Le gain sera alors conséquent et il ne s'agit, ni plus, ni moins, que que d’apporter une expérience et une expertise nouvelle au tissu marocain de la santé. «A aujourd’hui, 95% des cliniques au Maroc disposent de moins de 25 lits. Autant parler de boîtes d’allumettes. Nous avons besoin de grands actes d’investissement pour montrer l’exemple et je dois avouer que nous manquons de savoir-faire en la matière», précise ce patron de clinique. «Ceci, d’autant qu’il reste des terrains d’excellence encore inexplorés au Maroc, comme les trois Techs (Health-tech, Med-tech et Bio-Tech) ainsi que la E-health, et sur lesquelles les grandes structures internationales de santé peuvent aider», précise-t-il.

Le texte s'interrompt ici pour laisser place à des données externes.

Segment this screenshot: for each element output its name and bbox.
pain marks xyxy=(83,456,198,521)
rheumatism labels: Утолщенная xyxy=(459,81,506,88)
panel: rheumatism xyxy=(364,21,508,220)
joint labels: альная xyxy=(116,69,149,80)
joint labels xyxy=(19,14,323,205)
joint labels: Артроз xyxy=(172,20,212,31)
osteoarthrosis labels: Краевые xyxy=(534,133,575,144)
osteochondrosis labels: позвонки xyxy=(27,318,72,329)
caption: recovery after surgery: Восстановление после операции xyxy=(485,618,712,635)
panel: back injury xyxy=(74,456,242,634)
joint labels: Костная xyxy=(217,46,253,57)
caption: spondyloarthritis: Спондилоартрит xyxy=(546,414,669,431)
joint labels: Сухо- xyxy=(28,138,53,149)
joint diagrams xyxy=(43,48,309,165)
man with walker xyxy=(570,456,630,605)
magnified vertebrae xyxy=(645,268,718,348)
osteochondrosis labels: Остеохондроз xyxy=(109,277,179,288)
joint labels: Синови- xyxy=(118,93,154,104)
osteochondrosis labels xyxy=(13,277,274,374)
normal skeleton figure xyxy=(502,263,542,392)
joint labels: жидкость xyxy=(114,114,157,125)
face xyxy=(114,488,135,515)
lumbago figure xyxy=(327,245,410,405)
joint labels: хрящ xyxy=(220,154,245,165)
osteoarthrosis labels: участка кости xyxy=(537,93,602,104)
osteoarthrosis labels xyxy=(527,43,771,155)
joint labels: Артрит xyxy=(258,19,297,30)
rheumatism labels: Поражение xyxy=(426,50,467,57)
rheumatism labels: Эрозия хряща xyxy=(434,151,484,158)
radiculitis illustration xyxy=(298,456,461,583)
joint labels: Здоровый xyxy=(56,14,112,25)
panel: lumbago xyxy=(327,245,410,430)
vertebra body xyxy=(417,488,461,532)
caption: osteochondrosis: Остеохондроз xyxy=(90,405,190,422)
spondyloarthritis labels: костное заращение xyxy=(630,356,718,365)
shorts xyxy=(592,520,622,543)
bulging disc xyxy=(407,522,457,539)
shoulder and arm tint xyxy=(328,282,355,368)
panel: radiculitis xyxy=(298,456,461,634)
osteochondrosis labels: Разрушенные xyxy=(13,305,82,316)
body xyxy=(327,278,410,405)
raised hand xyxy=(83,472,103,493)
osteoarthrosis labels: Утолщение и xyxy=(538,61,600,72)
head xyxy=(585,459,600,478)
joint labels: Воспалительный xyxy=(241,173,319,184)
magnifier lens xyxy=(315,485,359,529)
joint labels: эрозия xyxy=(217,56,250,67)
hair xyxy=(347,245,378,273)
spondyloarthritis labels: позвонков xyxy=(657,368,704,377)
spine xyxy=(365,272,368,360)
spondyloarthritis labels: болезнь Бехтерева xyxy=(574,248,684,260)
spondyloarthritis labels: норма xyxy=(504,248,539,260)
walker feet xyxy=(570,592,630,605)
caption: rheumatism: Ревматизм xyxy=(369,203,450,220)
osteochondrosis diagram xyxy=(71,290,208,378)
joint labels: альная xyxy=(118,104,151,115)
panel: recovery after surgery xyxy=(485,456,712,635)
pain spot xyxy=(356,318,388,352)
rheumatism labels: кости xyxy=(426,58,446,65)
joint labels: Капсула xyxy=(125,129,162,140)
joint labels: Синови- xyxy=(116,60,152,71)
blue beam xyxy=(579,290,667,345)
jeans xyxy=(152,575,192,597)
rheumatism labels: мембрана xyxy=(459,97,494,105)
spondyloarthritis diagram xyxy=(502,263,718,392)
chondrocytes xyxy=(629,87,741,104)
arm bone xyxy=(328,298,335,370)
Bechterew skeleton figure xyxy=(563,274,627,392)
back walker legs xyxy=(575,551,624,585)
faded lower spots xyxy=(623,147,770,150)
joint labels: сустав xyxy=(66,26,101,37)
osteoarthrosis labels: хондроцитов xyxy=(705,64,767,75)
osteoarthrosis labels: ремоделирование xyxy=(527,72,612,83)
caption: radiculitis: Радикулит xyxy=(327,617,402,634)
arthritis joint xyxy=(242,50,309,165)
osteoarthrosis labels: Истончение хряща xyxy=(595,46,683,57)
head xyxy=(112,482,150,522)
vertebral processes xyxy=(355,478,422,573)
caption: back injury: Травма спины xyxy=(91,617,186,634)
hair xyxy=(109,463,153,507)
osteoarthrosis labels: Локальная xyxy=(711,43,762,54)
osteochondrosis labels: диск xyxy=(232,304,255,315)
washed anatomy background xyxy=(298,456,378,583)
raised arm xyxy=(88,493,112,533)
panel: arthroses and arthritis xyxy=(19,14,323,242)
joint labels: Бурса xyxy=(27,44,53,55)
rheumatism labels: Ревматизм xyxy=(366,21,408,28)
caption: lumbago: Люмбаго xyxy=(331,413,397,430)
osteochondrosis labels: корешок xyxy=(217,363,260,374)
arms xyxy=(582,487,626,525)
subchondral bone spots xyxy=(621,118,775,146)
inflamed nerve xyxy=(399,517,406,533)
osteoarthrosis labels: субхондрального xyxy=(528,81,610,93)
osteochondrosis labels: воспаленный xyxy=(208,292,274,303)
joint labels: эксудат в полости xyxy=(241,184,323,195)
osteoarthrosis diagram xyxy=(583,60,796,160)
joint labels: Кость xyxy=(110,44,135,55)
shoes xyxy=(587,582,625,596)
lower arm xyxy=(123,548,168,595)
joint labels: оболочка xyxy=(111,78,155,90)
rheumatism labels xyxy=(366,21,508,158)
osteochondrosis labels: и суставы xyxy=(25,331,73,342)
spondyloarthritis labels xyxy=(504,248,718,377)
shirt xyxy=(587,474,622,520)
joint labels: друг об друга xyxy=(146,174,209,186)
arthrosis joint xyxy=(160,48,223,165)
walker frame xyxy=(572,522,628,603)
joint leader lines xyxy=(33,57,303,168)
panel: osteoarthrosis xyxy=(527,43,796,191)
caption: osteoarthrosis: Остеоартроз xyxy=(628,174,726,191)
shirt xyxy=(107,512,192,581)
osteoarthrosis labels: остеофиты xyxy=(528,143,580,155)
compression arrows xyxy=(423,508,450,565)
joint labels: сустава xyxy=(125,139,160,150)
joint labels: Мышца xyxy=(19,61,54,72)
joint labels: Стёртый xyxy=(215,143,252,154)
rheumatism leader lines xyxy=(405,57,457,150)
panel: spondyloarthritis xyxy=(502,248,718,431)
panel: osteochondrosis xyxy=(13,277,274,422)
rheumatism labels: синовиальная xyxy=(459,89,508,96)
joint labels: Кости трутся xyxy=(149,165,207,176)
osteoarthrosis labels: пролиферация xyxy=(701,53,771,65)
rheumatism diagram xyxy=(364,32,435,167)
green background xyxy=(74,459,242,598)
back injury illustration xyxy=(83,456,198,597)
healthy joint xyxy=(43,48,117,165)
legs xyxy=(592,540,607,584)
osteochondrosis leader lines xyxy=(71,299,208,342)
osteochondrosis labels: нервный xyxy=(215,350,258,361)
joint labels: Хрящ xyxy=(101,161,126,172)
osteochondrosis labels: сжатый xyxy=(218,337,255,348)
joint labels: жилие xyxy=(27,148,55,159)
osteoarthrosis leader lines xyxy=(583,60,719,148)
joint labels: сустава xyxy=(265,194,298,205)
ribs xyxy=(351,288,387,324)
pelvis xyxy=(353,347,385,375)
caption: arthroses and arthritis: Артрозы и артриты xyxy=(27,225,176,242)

Les avis concernant le recours à des compétences étrangères sont également favorables. «Il nous faudra des décennies avant de pouvoir former suffisamment de médecins et d’infirmiers pour combler les besoins d’un pays où la population se fait de plus en plus nombreuse, et de plus en plus vieillissante», affirment, d’une seule voix, les personnes interrogées. En face, le Maroc ne compte que cinq facultés de médecine publiques et 3 privées. «Et encore, le plus gros des effectifs est toujours composé des lauréats de Rabat et Casablanca», indique Ali Lotfi.
Capter des compétences étrangères relève donc de l’urgence. La priorité devra cependant être accordée non pas aux grandes villes mais aux régions. «Pour cela, il faut créer un environnement, avec des conditions de travail et de salaire, à même non seulement d’attirer des médecins d’ailleurs mais aussi de maintenir les Marocains et faire revenir nos compétences de l’étranger», affirme le docteur Hamdi. Le risque, sinon, est gros: que le Maroc se transforme, pour les nouveaux arrivants, d’un pays d’accueil à un simple pays de transit… Là encore vers l’Europe.